Fernando Santos e Silva, engenheiro reformado do Metro, explica ao LPP que estão a ser colocados novos aparelhos de mudança de via que vão permitir automaticamente os itinerários da nova linha circular, isto é, que um comboio da Cidade Universitária siga para Alvalade sem intervenção humana. Mas, se esse comboio da Cidade Universitária quiser fazer um percurso diferente do da linha circular e ir para Odivelas, vai ter de seguir a velocidade reduzida e terá de haver um operador humano, numa central de controlo, a accionar a mudança de direcção. Para ser automatizado este processo, sem necessidade de intervenção de uma pessoa, teria de ser um investimento adicional em aparelhos de mudança de via, o que o especialista estima em 10 milhões (“mas posso estar a ser pessimista”).

Santos e Silva esclarece ainda que não é boa ideia intercalar comboios em diferentes direcções por razões de segurança e operação – ou seja, não é boa ideia haver comboios da linha circular misturados com comboios de uma linha em laço.

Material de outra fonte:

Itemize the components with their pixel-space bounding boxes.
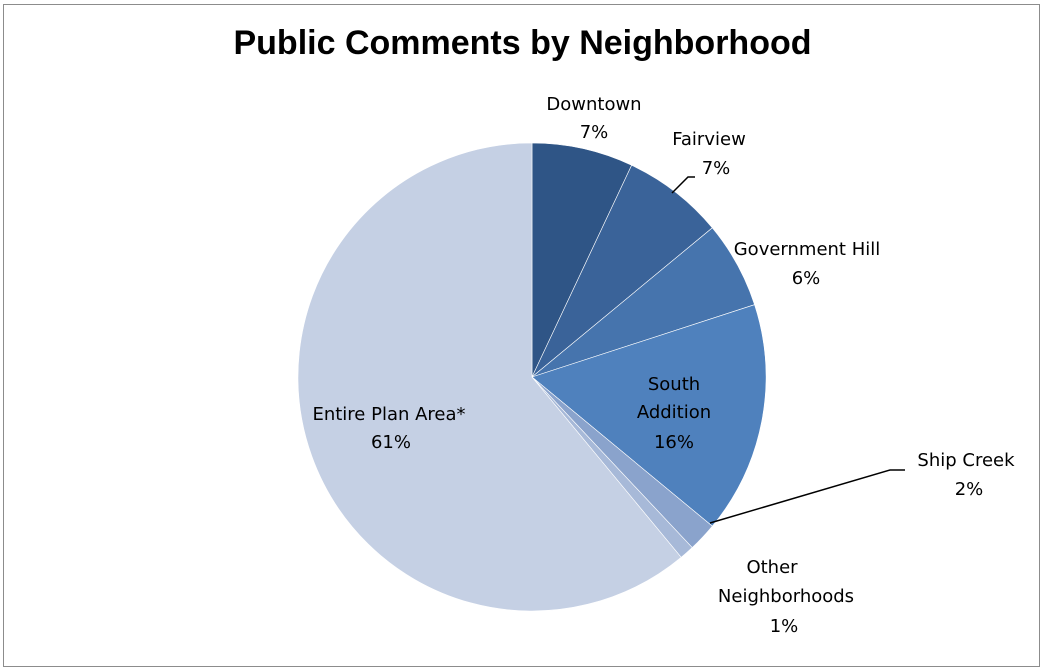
- slice-labels: Downtown 7% Fairview 7% Government Hill …: [312, 94, 1015, 637]
- label-south-addition-line2: Addition: [637, 402, 711, 423]
- label-other-neighborhoods-percent: 1%: [770, 616, 799, 637]
- pie-slice-downtown: [531, 142, 633, 378]
- label-entire-plan-area-name: Entire Plan Area*: [312, 404, 465, 425]
- label-other-neighborhoods-line1: Other: [746, 557, 798, 578]
- label-other-neighborhoods-line2: Neighborhoods: [718, 586, 854, 607]
- label-entire-plan-area-percent: 61%: [371, 432, 411, 453]
- chart-title: Public Comments by Neighborhood: [233, 24, 812, 62]
- label-government-hill-name: Government Hill: [734, 239, 881, 260]
- ship-creek-leader-line: [709, 469, 905, 524]
- pie-slice-entire-plan-area: [297, 142, 682, 612]
- label-downtown-name: Downtown: [546, 94, 641, 115]
- leader-lines: [671, 176, 905, 524]
- label-ship-creek-percent: 2%: [955, 479, 984, 500]
- label-government-hill-percent: 6%: [792, 268, 821, 289]
- label-south-addition-line1: South: [648, 374, 700, 395]
- label-ship-creek-name: Ship Creek: [917, 450, 1015, 471]
- label-downtown-percent: 7%: [580, 122, 609, 143]
- label-fairview-percent: 7%: [702, 158, 731, 179]
- pie-slice-south-addition: [531, 304, 767, 527]
- fairview-leader-line: [671, 176, 695, 194]
- label-fairview-name: Fairview: [672, 129, 746, 150]
- label-south-addition-percent: 16%: [654, 432, 694, 453]
- pie-slices: [297, 142, 767, 612]
- pie-slice-fairview: [531, 164, 713, 378]
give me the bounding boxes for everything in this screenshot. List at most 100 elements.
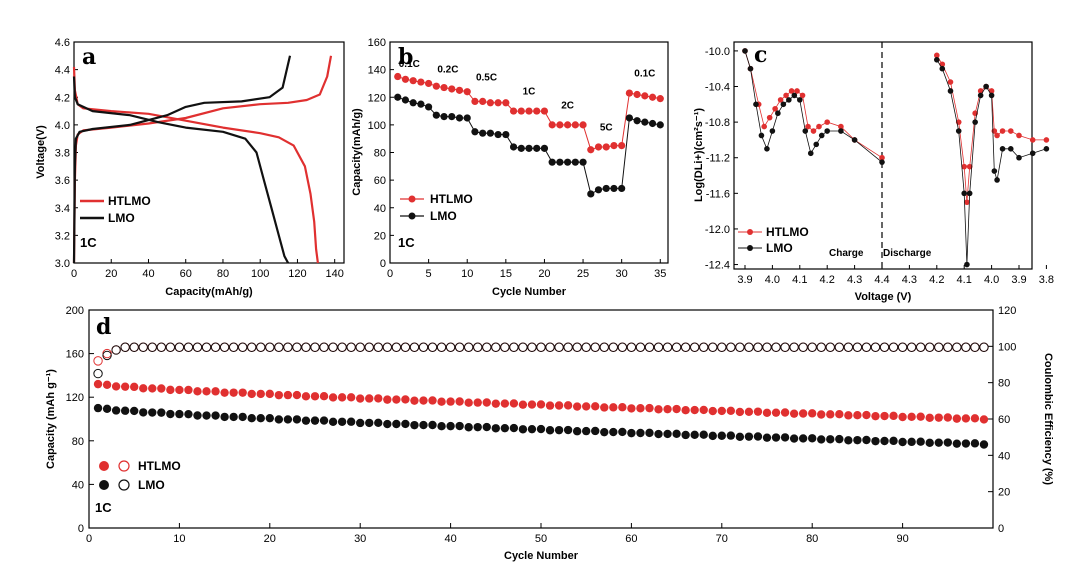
lmo-capacity-point xyxy=(428,420,437,430)
lmo-capacity-point xyxy=(780,433,790,442)
lmo-capacity-point xyxy=(663,429,672,439)
lmo-point xyxy=(747,65,754,72)
htlmo-discharge-curve xyxy=(72,66,319,264)
lmo-capacity-point xyxy=(789,434,799,443)
panel-c-ylabel: Log(DLi+)(cm²s⁻¹) xyxy=(693,108,705,202)
htlmo-capacity-point xyxy=(536,400,546,409)
panel-b-letter: b xyxy=(398,44,413,70)
htlmo-point xyxy=(766,114,773,121)
y2-tick-label: 80 xyxy=(998,378,1010,390)
lmo-capacity-point xyxy=(292,415,302,424)
lmo-capacity-point xyxy=(392,419,401,429)
y2-tick-label: 20 xyxy=(998,487,1010,499)
lmo-ce-point xyxy=(346,342,356,352)
htlmo-capacity-point xyxy=(952,414,962,423)
htlmo-capacity-point xyxy=(120,382,130,391)
x-tick-label: 4.2 xyxy=(929,274,944,286)
lmo-ce-point xyxy=(445,342,456,352)
htlmo-capacity-point xyxy=(473,398,482,407)
x-tick-label: 50 xyxy=(535,533,547,545)
htlmo-capacity-point xyxy=(654,405,663,414)
lmo-discharge-curve xyxy=(72,76,290,264)
y-tick-label: 3.6 xyxy=(55,175,70,187)
htlmo-capacity-point xyxy=(780,408,790,417)
htlmo-capacity-point xyxy=(609,403,618,412)
htlmo-point xyxy=(816,123,822,130)
panel-c-legend: HTLMO LMO xyxy=(738,225,809,255)
lmo-capacity-point xyxy=(817,435,826,444)
panel-d-letter: d xyxy=(96,314,111,340)
htlmo-point xyxy=(1016,132,1022,139)
htlmo-capacity-point xyxy=(518,400,528,409)
lmo-point xyxy=(564,158,572,166)
panel-c-discharge-label: Discharge xyxy=(883,248,932,259)
htlmo-capacity-point xyxy=(175,385,184,395)
lmo-point xyxy=(440,112,448,121)
legend-htlmo-capacity-marker xyxy=(99,461,109,471)
lmo-point xyxy=(742,48,748,54)
lmo-point xyxy=(517,144,525,152)
htlmo-capacity-point xyxy=(527,400,537,409)
lmo-capacity-point xyxy=(871,436,880,446)
lmo-capacity-point xyxy=(410,420,419,430)
y-tick-label: -10.8 xyxy=(705,117,730,129)
lmo-point xyxy=(455,114,464,122)
lmo-point xyxy=(425,103,433,111)
lmo-ce-point xyxy=(897,342,908,352)
htlmo-point xyxy=(1029,137,1036,143)
htlmo-point xyxy=(509,107,518,115)
lmo-point xyxy=(961,190,967,197)
lmo-point xyxy=(769,128,776,134)
lmo-capacity-point xyxy=(943,438,952,447)
htlmo-capacity-point xyxy=(157,384,166,393)
lmo-ce-point xyxy=(753,342,763,352)
htlmo-capacity-point xyxy=(979,415,989,424)
lmo-capacity-point xyxy=(256,413,265,423)
x-tick-label: 100 xyxy=(251,268,269,280)
panel-b: b 1C Cycle Number Capacity(mAh/g) HTLMO … xyxy=(351,37,669,298)
lmo-point xyxy=(602,184,610,193)
lmo-ce-point xyxy=(970,342,980,352)
lmo-capacity-point xyxy=(898,437,907,447)
lmo-capacity-point xyxy=(961,439,971,448)
lmo-ce-point xyxy=(906,342,917,352)
lmo-ce-point xyxy=(147,342,157,352)
htlmo-capacity-point xyxy=(627,404,636,413)
lmo-ce-point xyxy=(219,342,230,352)
rate-label: 0.2C xyxy=(437,64,458,75)
htlmo-point xyxy=(838,123,844,130)
lmo-ce-point xyxy=(717,342,727,352)
panel-b-frame xyxy=(389,41,669,264)
htlmo-capacity-point xyxy=(392,395,401,404)
htlmo-point xyxy=(648,93,657,101)
htlmo-capacity-point xyxy=(365,394,374,403)
x-tick-label: 20 xyxy=(538,268,550,280)
x-tick-label: 40 xyxy=(444,533,456,545)
htlmo-point xyxy=(579,121,587,129)
x-tick-label: 60 xyxy=(180,268,192,280)
lmo-point xyxy=(977,92,984,99)
htlmo-capacity-point xyxy=(437,397,446,406)
lmo-capacity-point xyxy=(907,437,916,447)
lmo-ce-point xyxy=(581,342,591,352)
lmo-ce-point xyxy=(400,342,411,352)
htlmo-capacity-point xyxy=(292,390,302,400)
htlmo-capacity-point xyxy=(717,406,726,416)
x-tick-label: 4.0 xyxy=(984,274,999,286)
panel-a-frame xyxy=(73,41,345,264)
htlmo-capacity-point xyxy=(310,392,320,401)
htlmo-point xyxy=(641,92,649,100)
x-tick-label: 3.9 xyxy=(1011,274,1026,286)
x-tick-label: 4.0 xyxy=(765,274,780,286)
lmo-capacity-point xyxy=(93,403,103,413)
htlmo-point xyxy=(556,121,564,129)
htlmo-point xyxy=(1007,128,1014,134)
legend-lmo-marker xyxy=(408,212,416,220)
lmo-capacity-point xyxy=(419,420,428,430)
htlmo-capacity-point xyxy=(844,411,853,420)
x-tick-label: 0 xyxy=(387,268,393,280)
x-tick-label: 80 xyxy=(217,268,229,280)
lmo-point xyxy=(656,121,664,129)
htlmo-capacity-point xyxy=(274,390,284,400)
htlmo-capacity-point xyxy=(636,404,645,413)
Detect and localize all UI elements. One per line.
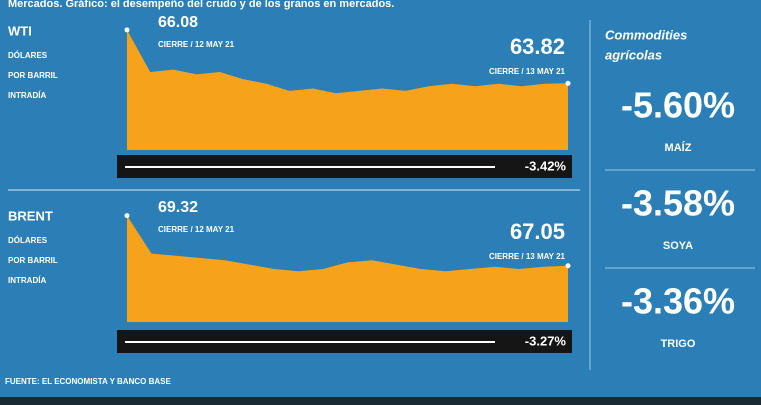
chart-subtitle: POR BARRIL xyxy=(8,71,58,80)
close-label: CIERRE / 13 MAY 21 xyxy=(489,67,566,76)
commodity-name: SOYA xyxy=(663,240,693,252)
open-label: CIERRE / 12 MAY 21 xyxy=(158,225,235,234)
open-dot xyxy=(125,213,130,218)
chart-title: WTI xyxy=(8,23,32,38)
commodity-name: MAÍZ xyxy=(665,141,692,154)
open-value: 69.32 xyxy=(158,199,198,216)
open-dot xyxy=(125,27,130,32)
close-value: 63.82 xyxy=(510,34,565,59)
open-label: CIERRE / 12 MAY 21 xyxy=(158,40,235,49)
close-dot xyxy=(566,81,571,86)
chart-title: BRENT xyxy=(8,208,53,223)
commodity-change: -3.36% xyxy=(621,281,735,322)
chart-subtitle: INTRADÍA xyxy=(8,276,46,285)
close-label: CIERRE / 13 MAY 21 xyxy=(489,252,566,261)
infographic: Mercados. Gráfico: el desempeño del crud… xyxy=(0,0,761,405)
change-label: -3.42% xyxy=(525,158,567,173)
close-value: 67.05 xyxy=(510,219,565,244)
chart-subtitle: POR BARRIL xyxy=(8,256,58,265)
change-label: -3.27% xyxy=(525,333,567,348)
source: FUENTE: EL ECONOMISTA Y BANCO BASE xyxy=(5,377,171,386)
commodity-name: TRIGO xyxy=(661,338,696,350)
open-value: 66.08 xyxy=(158,14,198,31)
chart-subtitle: DÓLARES xyxy=(8,51,48,60)
commodity-change: -5.60% xyxy=(621,85,735,126)
chart-subtitle: DÓLARES xyxy=(8,236,48,245)
chart-subtitle: INTRADÍA xyxy=(8,91,46,100)
close-dot xyxy=(566,263,571,268)
bottom-strip xyxy=(0,397,761,405)
header: Mercados. Gráfico: el desempeño del crud… xyxy=(8,0,394,10)
commodity-change: -3.58% xyxy=(621,183,735,224)
commodities-title: Commodities xyxy=(605,27,687,42)
commodities-title: agrícolas xyxy=(605,47,662,62)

O antigo engenheiro do Metro sugere, em alternativa, a exploração num determinado período de tempo de um modelo de linha circular (com os aparelhos na posição desviada) e noutro período de uma linha em laço (com esses aparelhos na posição directa). Isto porque a intercalação das duas dinâmicas de operação teria um impacto directo nos intervalo entre comboios, pois seria preciso tempo adicional na zona do Campo Grande para serem comprovadas as condições de segurança e para o movimento dos aparelhos de via. “O sistema de sinalização estabelece sempre as condições de segurança para o movimento dos comboios. Nesse caso, vai mandar parar o comboio de Odivelas antes de chegar a Campo Grande e, depois do comboio que vem da Cidade Universitária para Alvalade passar, confirma que os aparelhos estão na posição correcta para o comboio de Odivelas avançar, isto enquanto impede de se aproximar um novo comboio que vem de Alvalade”, adianta o especialista.

Odivelas canta vitória

A referida notícia da TVI surgiu depois de um comunicado enviado pela Junta de Freguesia do Lumiar às redacções. A 10 de Maio, esta autarquia escrevia o seguinte: “A Junta de Freguesia do Lumiar congratula-se com a assunção por parte do senhor Ministro do Ambiente e da Acção Climática de que a opção da linha circular em detrimento da linha em laço não está ainda fechada, deixando a garantia que a obra em curso permite vir a optar por qualquer uma das duas soluções, ainda em avaliação. A linha em laço, solução defendida pela Junta de Freguesia do Lumiar é a única opção que não isola a maior freguesia da cidade de Lisboa.”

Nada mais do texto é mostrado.